22 janvier 2026

Temps de lecture : 2 min

Du Prix d’Amérique aux tournages, Grosbois change de braquet

Lieu central de l’entraînement des trotteurs, le Domaine de Grosbois engage une diversification économique afin de mieux valoriser son patrimoine et lisser son activité sportive.

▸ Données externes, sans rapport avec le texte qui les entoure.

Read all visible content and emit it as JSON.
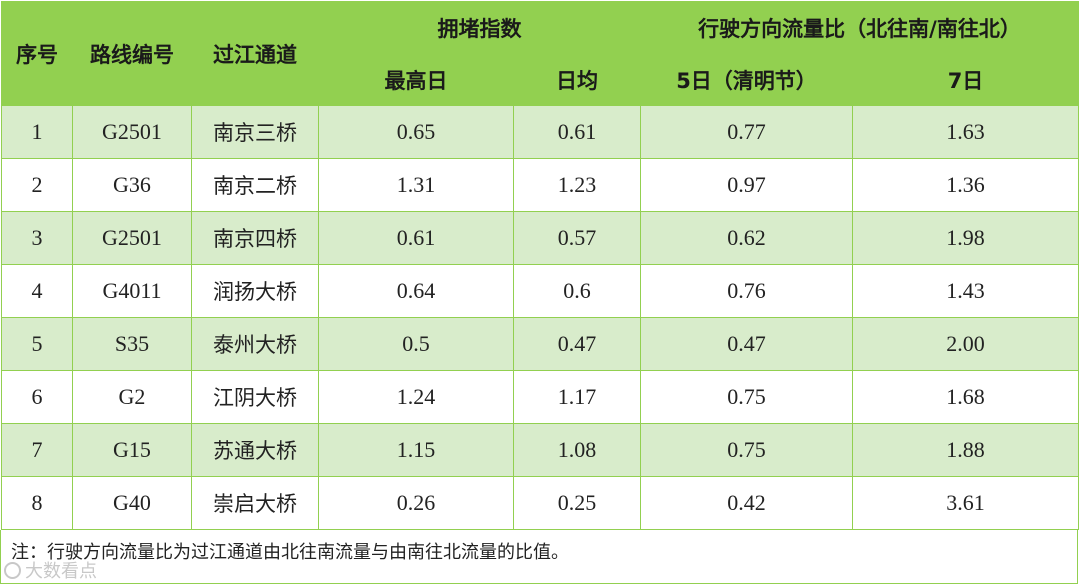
{
  "headers": {
    "seq": "序号",
    "route": "路线编号",
    "crossing": "过江通道",
    "congestion": "拥堵指数",
    "congestion_peak": "最高日",
    "congestion_avg": "日均",
    "flow_ratio": "行驶方向流量比（北往南/南往北）",
    "flow_day5": "5日（清明节）",
    "flow_day7": "7日"
  },
  "rows": [
    {
      "seq": "1",
      "route": "G2501",
      "crossing": "南京三桥",
      "peak": "0.65",
      "avg": "0.61",
      "d5": "0.77",
      "d7": "1.63"
    },
    {
      "seq": "2",
      "route": "G36",
      "crossing": "南京二桥",
      "peak": "1.31",
      "avg": "1.23",
      "d5": "0.97",
      "d7": "1.36"
    },
    {
      "seq": "3",
      "route": "G2501",
      "crossing": "南京四桥",
      "peak": "0.61",
      "avg": "0.57",
      "d5": "0.62",
      "d7": "1.98"
    },
    {
      "seq": "4",
      "route": "G4011",
      "crossing": "润扬大桥",
      "peak": "0.64",
      "avg": "0.6",
      "d5": "0.76",
      "d7": "1.43"
    },
    {
      "seq": "5",
      "route": "S35",
      "crossing": "泰州大桥",
      "peak": "0.5",
      "avg": "0.47",
      "d5": "0.47",
      "d7": "2.00"
    },
    {
      "seq": "6",
      "route": "G2",
      "crossing": "江阴大桥",
      "peak": "1.24",
      "avg": "1.17",
      "d5": "0.75",
      "d7": "1.68"
    },
    {
      "seq": "7",
      "route": "G15",
      "crossing": "苏通大桥",
      "peak": "1.15",
      "avg": "1.08",
      "d5": "0.75",
      "d7": "1.88"
    },
    {
      "seq": "8",
      "route": "G40",
      "crossing": "崇启大桥",
      "peak": "0.26",
      "avg": "0.25",
      "d5": "0.42",
      "d7": "3.61"
    }
  ],
  "note": "注：行驶方向流量比为过江通道由北往南流量与由南往北流量的比值。",
  "watermark": "大数看点",
  "colors": {
    "header": "#92d050",
    "stripe": "#d8eccb",
    "border": "#92d050"
  }
}
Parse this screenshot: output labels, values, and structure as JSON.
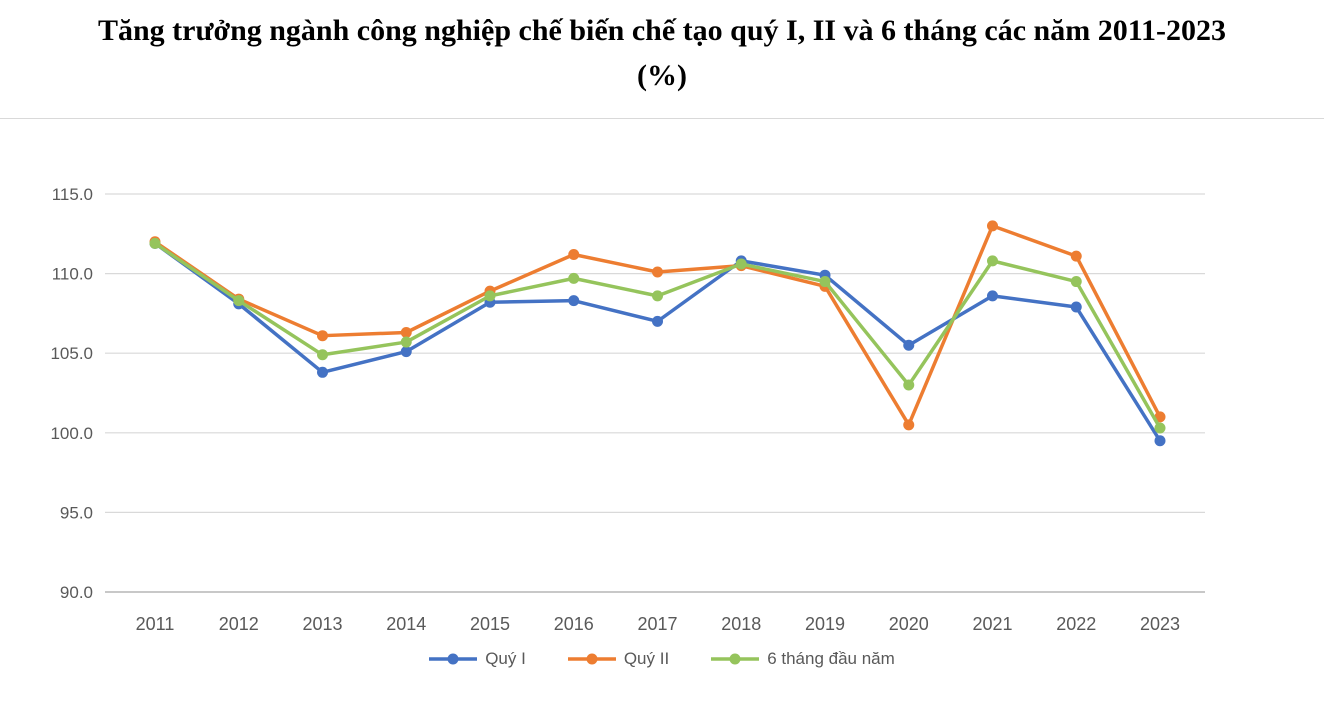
{
  "chart_data": {
    "type": "line",
    "title": "Tăng trưởng ngành công nghiệp chế biến chế tạo quý I, II và 6 tháng các năm 2011-2023 (%)",
    "xlabel": "",
    "ylabel": "",
    "categories": [
      2011,
      2012,
      2013,
      2014,
      2015,
      2016,
      2017,
      2018,
      2019,
      2020,
      2021,
      2022,
      2023
    ],
    "series": [
      {
        "name": "Quý I",
        "color": "#4472C4",
        "values": [
          111.9,
          108.1,
          103.8,
          105.1,
          108.2,
          108.3,
          107.0,
          110.8,
          109.9,
          105.5,
          108.6,
          107.9,
          99.5
        ]
      },
      {
        "name": "Quý II",
        "color": "#ED7D31",
        "values": [
          112.0,
          108.4,
          106.1,
          106.3,
          108.9,
          111.2,
          110.1,
          110.5,
          109.2,
          100.5,
          113.0,
          111.1,
          101.0
        ]
      },
      {
        "name": "6 tháng đầu năm",
        "color": "#95C45C",
        "values": [
          111.9,
          108.3,
          104.9,
          105.7,
          108.6,
          109.7,
          108.6,
          110.6,
          109.5,
          103.0,
          110.8,
          109.5,
          100.3
        ]
      }
    ],
    "ylim": [
      90,
      115
    ],
    "yticks": [
      90,
      95,
      100,
      105,
      110,
      115
    ],
    "grid": "horizontal",
    "legend_position": "bottom"
  }
}
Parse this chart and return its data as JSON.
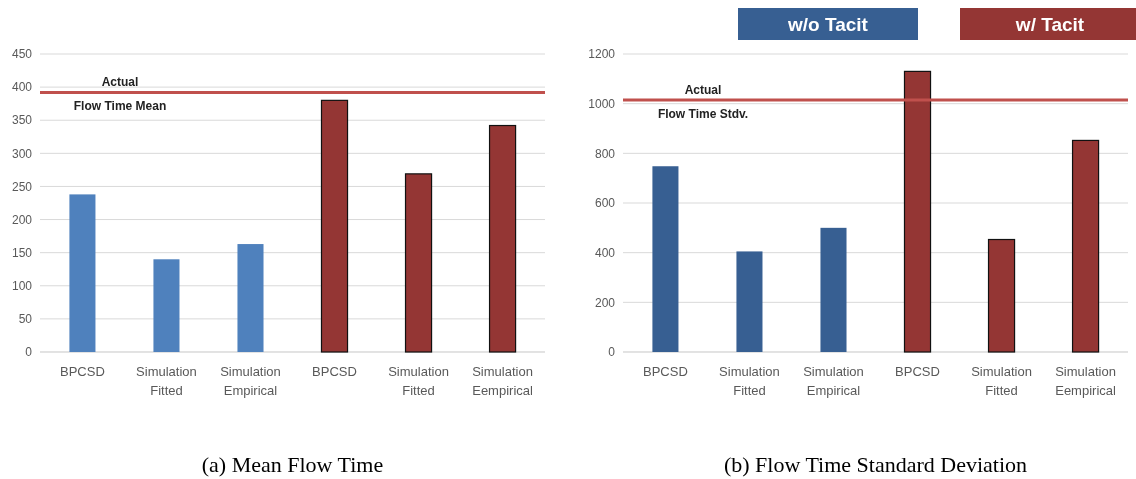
{
  "chart_data": [
    {
      "type": "bar",
      "title": "(a) Mean Flow Time",
      "categories": [
        "BPCSD",
        "Simulation Fitted",
        "Simulation Empirical",
        "BPCSD",
        "Simulation Fitted",
        "Simulation Eempirical"
      ],
      "series": [
        {
          "color": "#4f81bd",
          "values": [
            238,
            140,
            163,
            null,
            null,
            null
          ]
        },
        {
          "color": "#943634",
          "values": [
            null,
            null,
            null,
            380,
            269,
            342
          ]
        }
      ],
      "ylim": [
        0,
        450
      ],
      "yticks": [
        0,
        50,
        100,
        150,
        200,
        250,
        300,
        350,
        400,
        450
      ],
      "grid": "y",
      "legend": false,
      "ref_lines": [
        {
          "axis": "y",
          "value": 392,
          "label": "Actual\nFlow Time Mean",
          "color": "#c0504d"
        }
      ]
    },
    {
      "type": "bar",
      "title": "(b) Flow Time Standard Deviation",
      "categories": [
        "BPCSD",
        "Simulation Fitted",
        "Simulation Empirical",
        "BPCSD",
        "Simulation Fitted",
        "Simulation Eempirical"
      ],
      "series": [
        {
          "name": "w/o Tacit",
          "color": "#375f92",
          "values": [
            748,
            405,
            500,
            null,
            null,
            null
          ]
        },
        {
          "name": "w/ Tacit",
          "color": "#943634",
          "values": [
            null,
            null,
            null,
            1130,
            453,
            852
          ]
        }
      ],
      "ylim": [
        0,
        1200
      ],
      "yticks": [
        0,
        200,
        400,
        600,
        800,
        1000,
        1200
      ],
      "grid": "y",
      "legend": "top",
      "ref_lines": [
        {
          "axis": "y",
          "value": 1015,
          "label": "Actual\nFlow Time Stdv.",
          "color": "#c0504d"
        }
      ]
    }
  ]
}
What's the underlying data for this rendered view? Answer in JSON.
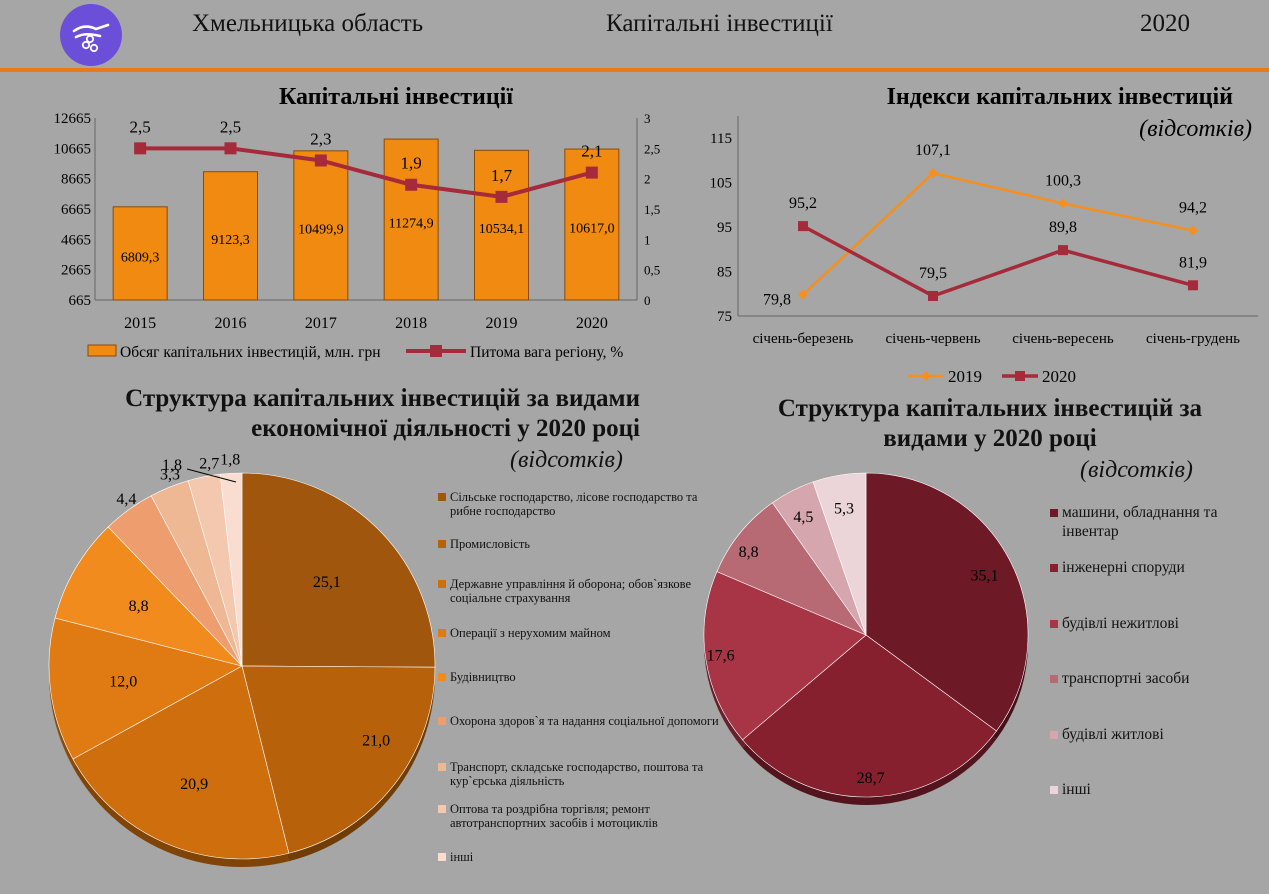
{
  "header": {
    "region": "Хмельницька область",
    "topic": "Капітальні інвестиції",
    "year": "2020",
    "accent_color": "#e87a1c",
    "logo_icon": "hand-coins-icon"
  },
  "chart_data": [
    {
      "type": "bar",
      "title": "Капітальні інвестиції",
      "categories": [
        "2015",
        "2016",
        "2017",
        "2018",
        "2019",
        "2020"
      ],
      "series": [
        {
          "name": "Обсяг капітальних інвестицій, млн. грн",
          "kind": "bar",
          "axis": "left",
          "color": "#f08a10",
          "values": [
            6809.3,
            9123.3,
            10499.9,
            11274.9,
            10534.1,
            10617.0
          ],
          "labels": [
            "6809,3",
            "9123,3",
            "10499,9",
            "11274,9",
            "10534,1",
            "10617,0"
          ]
        },
        {
          "name": "Питома вага регіону, %",
          "kind": "line",
          "axis": "right",
          "color": "#a52a3a",
          "values": [
            2.5,
            2.5,
            2.3,
            1.9,
            1.7,
            2.1
          ],
          "labels": [
            "2,5",
            "2,5",
            "2,3",
            "1,9",
            "1,7",
            "2,1"
          ]
        }
      ],
      "y_left": {
        "range": [
          665,
          12665
        ],
        "ticks": [
          "665",
          "2665",
          "4665",
          "6665",
          "8665",
          "10665",
          "12665"
        ]
      },
      "y_right": {
        "range": [
          0,
          3
        ],
        "ticks": [
          "0",
          "0,5",
          "1",
          "1,5",
          "2",
          "2,5",
          "3"
        ]
      },
      "legend_position": "bottom",
      "grid": false
    },
    {
      "type": "line",
      "title": "Індекси капітальних інвестицій",
      "subtitle": "(відсотків)",
      "categories": [
        "січень-березень",
        "січень-червень",
        "січень-вересень",
        "січень-грудень"
      ],
      "series": [
        {
          "name": "2019",
          "color": "#f5901e",
          "marker": "diamond",
          "values": [
            79.8,
            107.1,
            100.3,
            94.2
          ],
          "labels": [
            "79,8",
            "107,1",
            "100,3",
            "94,2"
          ]
        },
        {
          "name": "2020",
          "color": "#a52a3a",
          "marker": "square",
          "values": [
            95.2,
            79.5,
            89.8,
            81.9
          ],
          "labels": [
            "95,2",
            "79,5",
            "89,8",
            "81,9"
          ]
        }
      ],
      "y": {
        "range": [
          75,
          115
        ],
        "ticks": [
          "75",
          "85",
          "95",
          "105",
          "115"
        ]
      },
      "legend_position": "bottom",
      "grid": false
    },
    {
      "type": "pie",
      "title": "Структура  капітальних інвестицій за видами економічної діяльності у 2020 році",
      "subtitle": "(відсотків)",
      "slices": [
        {
          "label": "Сільське господарство, лісове господарство та рибне господарство",
          "value": 25.1,
          "text": "25,1",
          "color": "#a0560c"
        },
        {
          "label": "Промисловість",
          "value": 21.0,
          "text": "21,0",
          "color": "#b7620b"
        },
        {
          "label": "Державне управління й оборона; обов`язкове соціальне страхування",
          "value": 20.9,
          "text": "20,9",
          "color": "#cf6e0c"
        },
        {
          "label": "Операції з нерухомим майном",
          "value": 12.0,
          "text": "12,0",
          "color": "#e07a12"
        },
        {
          "label": "Будівництво",
          "value": 8.8,
          "text": "8,8",
          "color": "#f18b1e"
        },
        {
          "label": "Охорона здоров`я та надання соціальної допомоги",
          "value": 4.4,
          "text": "4,4",
          "color": "#ee9e6e"
        },
        {
          "label": "Транспорт, складське господарство, поштова та кур`єрська діяльність",
          "value": 3.3,
          "text": "3,3",
          "color": "#efb895"
        },
        {
          "label": "Оптова та роздрібна торгівля; ремонт автотранспортних засобів і мотоциклів",
          "value": 2.7,
          "text": "2,7",
          "color": "#f3c8ae"
        },
        {
          "label": "інші",
          "value": 1.8,
          "text": "1,8",
          "color": "#f8ddd0"
        }
      ],
      "legend_position": "right"
    },
    {
      "type": "pie",
      "title": "Структура  капітальних інвестицій за видами у 2020 році",
      "subtitle": "(відсотків)",
      "slices": [
        {
          "label": "машини, обладнання та інвентар",
          "value": 35.1,
          "text": "35,1",
          "color": "#6e1a26"
        },
        {
          "label": "інженерні споруди",
          "value": 28.7,
          "text": "28,7",
          "color": "#86202f"
        },
        {
          "label": "будівлі нежитлові",
          "value": 17.6,
          "text": "17,6",
          "color": "#a83546"
        },
        {
          "label": "транспортні засоби",
          "value": 8.8,
          "text": "8,8",
          "color": "#b86a74"
        },
        {
          "label": "будівлі житлові",
          "value": 4.5,
          "text": "4,5",
          "color": "#d6a6ae"
        },
        {
          "label": "інші",
          "value": 5.3,
          "text": "5,3",
          "color": "#ecd5d8"
        }
      ],
      "legend_position": "right"
    }
  ]
}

Les cracks du Prix d’Amérique Legend Race, disputé dimanche 25 janvier 2026 sur l’hippodrome de Vincennes, et Tom Cruise ont un point commun : ils se sont entraînés au Domaine de Grosbois. Propriété de la Société d’Encouragement à l’Élevage du Trotteur Français (SETF), également baptisée Le Trot, ce site de 412 hectares, boisé à moitié et situé dans le Val-de-Marne (94), est souvent présenté comme le “« ”Clairefontaine des trotteurs”. Doté de deux pistes et de près de 40 kilomètres d’allées cavalières, il peut accueillir jusqu’à 1 500 chevaux en période de pointe.

Le domaine vit au rythme du cheval. Les plus grandes structures de courses hippiques, à l’image de celle de Jean-Michel Bazire, y ont installé leur camp de base, avec des boxes confortables pour les chevaux et des logements, aussi confortables, pour les collaborateurs des équipes. En haute saison, près de 75 entraîneurs et plusieurs centaines de salariés et prestataires vivent ou travaillent à Grosbois. Cette concentration d’activité en fait un outil central du meeting d’hiver parisien.

Le site représente toutefois une charge structurelle élevée. L’entretien des pistes, des écuries et du patrimoine historique mobilise chaque année plusieurs millions d’euros. Longtemps pensé comme une infrastructure exclusivement sportive, Grosbois doit désormais s’adapter à un environnement plus concurrentiel. La stratégie de la SETF consiste ainsi à ne plus dépendre uniquement des revenus liés à l’entraînement et à l’hébergement des écuries. Le loyer annuel est estimé à environ 2 millions d’euros. L’enjeu est de valoriser le domaine comme un actif patrimonial et commercial à part entière.

“Popcorn”, alias Tom Cruise, séduit

Cette diversification repose d’abord sur l’événementiel. Séminaires d’entreprises, réceptions, tournages audiovisuels et manifestations culturelles se multiplient dans le château et ses dépendances. La capacité d’accueil, pouvant atteindre plusieurs milliers de personnes, ouvre de nouvelles perspectives de chiffre d’affaires. À l’image d’autres grands sites sportifs français, Grosbois cherche à lisser son activité sur l’année et à capter des budgets issus du corporate et de la production audiovisuelle.

L’hospitalité constitue un autre levier stratégique. Certains bâtiments, peu utilisés hors saison, notamment l’été, pourraient être proposés à la location via des plateformes comme Airbnb. Un projet d’hôtel de 60 chambres avec piscine est à l’étude à l’horizon 2027. L’objectif est de prolonger la durée de séjour des visiteurs et de renforcer l’attractivité économique du site. Le sport conservera toute sa place, avec notamment l’étude d’une course de gravel.

Pôle de services complet pour la filière hippique, Grosbois se transforme progressivement en destination à part entière. Les entreprises de l’événementiel et de l’entraînement profitent déjà de ce cadre singulier. Le site a accueilli des tournages de films et de séries, comme Emily in Paris. C’est aussi à Grosbois que Tom Cruise a préparé, dans la plus grande discrétion, la cérémonie de clôture des Jeux olympiques de Paris 2024. Sous le pseudonyme de “Popcorn”, l’acteur aurait été impressionné par les lieux. L’idée d’un Top Gun du trot a peut-être germé à cette occasion.